IBU Tiri tak sekejam Ibu Kota. Kalimat itu mungkin sering didengar anak 90-an, mengingat dahulu orang-orang harus migrasi ke Jakarta jika ingin sukses. Ya, Jakarta memang menjadi tempat tujuan para perantau yang ingin mengadu nasib.
Meskipun tidak semua orang berhasil di Jakarta, tapi ada kesamaan yang mereka miliki, yakni kebersamaan. Tidak heran, jika kemudian ada beberapa tempat yang terkenal sebagai lokasi nongkrong.
Ya, budaya hangout atau nongkrong sudah lama terjaga di Jakarta. Hingga sekarang, Jakarta masih tetap seru untuk dijadikan tempat hangout muda mudi maupun pasangan dewasa yang ingin mengulang kembali momen bersama di masanya.
Di setiap era, DKI Jakarta punya budaya nongkrong yang beda-beda, mulai dari hangout di mall hingga taman ria.
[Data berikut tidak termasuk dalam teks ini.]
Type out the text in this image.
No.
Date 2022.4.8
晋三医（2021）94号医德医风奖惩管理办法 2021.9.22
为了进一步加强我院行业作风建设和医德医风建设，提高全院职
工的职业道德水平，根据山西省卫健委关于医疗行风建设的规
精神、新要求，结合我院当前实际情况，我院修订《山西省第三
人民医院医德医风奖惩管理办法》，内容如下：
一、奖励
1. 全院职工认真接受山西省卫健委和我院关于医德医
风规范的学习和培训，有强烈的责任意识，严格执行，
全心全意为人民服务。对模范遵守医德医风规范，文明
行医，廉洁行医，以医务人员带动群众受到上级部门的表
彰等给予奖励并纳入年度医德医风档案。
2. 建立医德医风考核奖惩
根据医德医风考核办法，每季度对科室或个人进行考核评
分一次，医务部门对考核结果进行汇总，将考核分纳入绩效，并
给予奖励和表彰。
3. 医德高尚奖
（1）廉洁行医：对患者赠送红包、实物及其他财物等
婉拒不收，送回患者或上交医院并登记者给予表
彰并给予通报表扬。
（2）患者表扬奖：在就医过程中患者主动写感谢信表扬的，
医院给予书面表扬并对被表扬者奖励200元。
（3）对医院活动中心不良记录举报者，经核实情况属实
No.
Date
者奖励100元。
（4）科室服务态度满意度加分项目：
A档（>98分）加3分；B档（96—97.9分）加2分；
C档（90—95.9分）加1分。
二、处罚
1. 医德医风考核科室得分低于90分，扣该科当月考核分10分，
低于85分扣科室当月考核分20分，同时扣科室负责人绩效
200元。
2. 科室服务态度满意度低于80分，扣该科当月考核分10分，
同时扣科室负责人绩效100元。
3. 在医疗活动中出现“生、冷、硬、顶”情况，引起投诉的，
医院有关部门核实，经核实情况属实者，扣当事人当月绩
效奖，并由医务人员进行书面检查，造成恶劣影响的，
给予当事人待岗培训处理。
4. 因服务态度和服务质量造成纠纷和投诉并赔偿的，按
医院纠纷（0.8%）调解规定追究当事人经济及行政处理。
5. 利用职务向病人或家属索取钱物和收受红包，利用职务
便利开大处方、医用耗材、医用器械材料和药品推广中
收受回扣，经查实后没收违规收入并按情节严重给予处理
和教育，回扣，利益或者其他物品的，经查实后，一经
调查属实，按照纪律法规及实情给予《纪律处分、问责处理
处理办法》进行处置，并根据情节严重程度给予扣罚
Artikel ini coba merangkum kembali kenangan indah momen hangout per era dimulai dari 1950 hingga sekarang. Penasaran?
Berdasar data yang dihimpun Litbang MNC Portal, berikut beberapa lokasi hangout sesuai eranya di Jakarta:
1. 1950-an
Bioskop menjadi tempat hangout remaja pada tahun 1950-an. Buku karya Firman Lubis berjudul 'Jakarta 1950-1970' memberikan cerita keseharian orang Jakarta pada masa itu, berkumpul di bioskop menjadi salah satunya.
Bioskop Menteng adalah salah satu tempat hangout remaja Jakarta yang terkenal pada saat itu. Berlokasi di Jalan H.O.S. Tjokroaminoto, kini tempat tersebut telah berubah menjadi kompleks perbelanjaan Menteng Huis.
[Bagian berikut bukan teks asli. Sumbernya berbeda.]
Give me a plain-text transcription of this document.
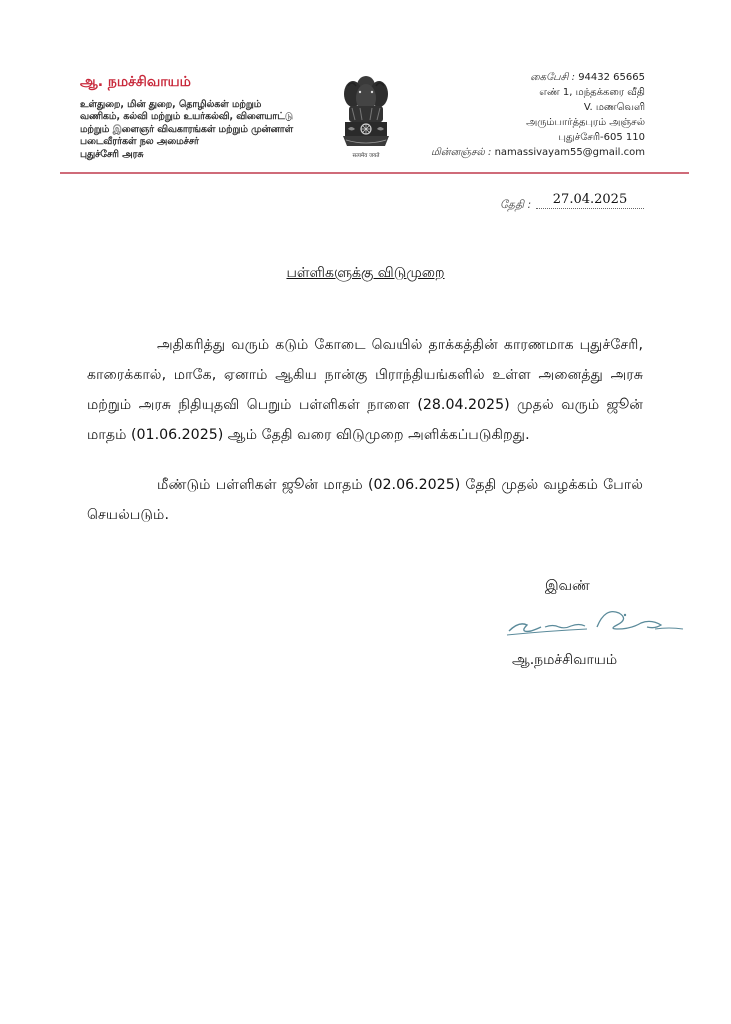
ஆ. நமச்சிவாயம்
உள்துறை, மின் துறை, தொழில்கள் மற்றும்
வணிகம், கல்வி மற்றும் உயர்கல்வி, விளையாட்டு
மற்றும் இளைஞர் விவகாரங்கள் மற்றும் முன்னாள்
படைவீரர்கள் நல அமைச்சர்
புதுச்சேரி அரசு	सत्यमेव जयते
கைபேசி : 94432 65665
எண் 1, மந்தக்கரை வீதி
V. மணவெளி
அரும்பார்த்தபுரம் அஞ்சல்
புதுச்சேரி-605 110
மின்னஞ்சல் : namassivayam55@gmail.com
தேதி :	27.04.2025
பள்ளிகளுக்கு விடுமுறை

அதிகரித்து வரும் கடும் கோடை வெயில் தாக்கத்தின் காரணமாக புதுச்சேரி, காரைக்கால், மாகே, ஏனாம் ஆகிய நான்கு பிராந்தியங்களில் உள்ள அனைத்து அரசு மற்றும் அரசு நிதியுதவி பெறும் பள்ளிகள் நாளை (28.04.2025) முதல் வரும் ஜூன் மாதம் (01.06.2025) ஆம் தேதி வரை விடுமுறை அளிக்கப்படுகிறது.

மீண்டும் பள்ளிகள் ஜூன் மாதம் (02.06.2025) தேதி முதல் வழக்கம் போல் செயல்படும்.

இவண்
ஆ.நமச்சிவாயம்
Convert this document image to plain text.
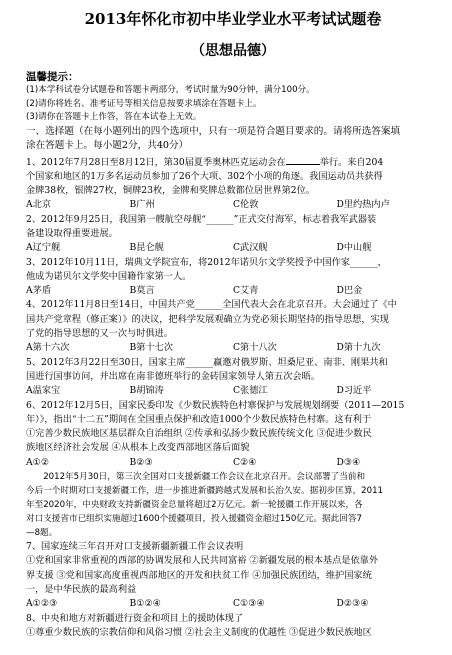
2013年怀化市初中毕业学业水平考试试题卷
（思想品德）
温馨提示：
(1)本学科试卷分试题卷和答题卡两部分，考试时量为90分钟，满分100分。
(2)请你将姓名、准考证号等相关信息按要求填涂在答题卡上。
(3)请你在答题卡上作答，答在本试卷上无效。
一、选择题（在每小题列出的四个选项中，只有一项是符合题目要求的。请将所选答案填
涂在答题卡上。每小题2分，共40分）

1、2012年7月28日至8月12日，第30届夏季奥林匹克运动会在	举行。来自204

个国家和地区的1万多名运动员参加了26个大项、302个小项的角逐。我国运动员共获得

金牌38枚，银牌27枚，铜牌23枚，金牌和奖牌总数都位居世界第2位。

A北京	B广州	C伦敦	D里约热内卢

2、2012年9月25日，我国第一艘航空母舰“______”正式交付海军，标志着我军武器装

备建设取得重要进展。

A辽宁舰	B昆仑舰	C武汉舰	D中山舰

3、2012年10月11日，瑞典文学院宣布，将2012年诺贝尔文学奖授予中国作家______，

他成为诺贝尔文学奖中国籍作家第一人。

A茅盾	B莫言	C艾青	D巴金

4、2012年11月8日至14日，中国共产党______全国代表大会在北京召开。大会通过了《中

国共产党章程（修正案）》的决议，把科学发展观确立为党必须长期坚持的指导思想，实现

了党的指导思想的又一次与时俱进。

A第十六次	B第十七次	C第十八次	D第十九次

5、2012年3月22日至30日，国家主席______赢邀对俄罗斯、坦桑尼亚、南非、刚果共和

国进行国事访问，并出席在南非德班举行的金砖国家领导人第五次会晤。

A温家宝	B胡锦涛	C张德江	D习近平

6、2012年12月5日，国家民委印发《少数民族特色村寨保护与发展规划纲要（2011—2015

年）》，指出“十二五”期间在全国重点保护和改造1000个少数民族特色村寨。这有利于

①完善少数民族地区基层群众自治组织 ②传承和弘扬少数民族传统文化 ③促进少数民

族地区经济社会发展 ④从根本上改变西部地区落后面貌

A①②	B②③	C②④	D③④
2012年5月30日，第三次全国对口支援新疆工作会议在北京召开。会议部署了当前和
今后一个时期对口支援新疆工作，进一步推进新疆跨越式发展和长治久安。据初步匡算，2011
年至2020年，中央财政支持新疆资金总量将超过2万亿元。新一轮援疆工作开展以来，各
对口支援省市已组织实施超过1600个援疆项目，投入援疆资金超过150亿元。据此回答7
—8题。

7、国家连续三年召开对口支援新疆新疆工作会议表明

①党和国家非常重视的西部的协调发展和人民共同富裕 ②新疆发展的根本基点是依靠外

界支援 ③党和国家高度重视西部地区的开发和扶贫工作 ④加强民族团结，维护国家统

一，是中华民族的最高利益

A①②③	B①②④	C①③④	D②③④

8、中央和地方对新疆进行资金和项目上的援助体现了

①尊重少数民族的宗教信仰和风俗习惯 ②社会主义制度的优越性 ③促进少数民族地区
Bioskop yang dibuka pada tahun 1950 ini merupakan proyek bioskop pertama arsitek Belanda J. M. Groenewegen. Bioskop ini lengkap dengan bar, restoran kafe, dan juga teras menjadi tempat yang tepat untuk bersantai dan berkumpul bersama teman-teman.
2. 1960-an
Tak jauh berbeda dengan tahun sebelumnya, tempat nongkrong di era 1960-an yang sangat hits masih di bioskop. Salah satu bioskop yang juga populer di masa ini adalah Bioskop Megaria yang sebelumnya bernama Bioskop Metropole.
Tidak hanya pada tahun 1960-an, bioskop ini masih populer di kalangan mahasiswa hingga 1990-an karena lokasinya yang dekat dengan kantor pusat partai-partai dominan, mengingat saat itu bersamaan adanya gejolak politik di Indonesia.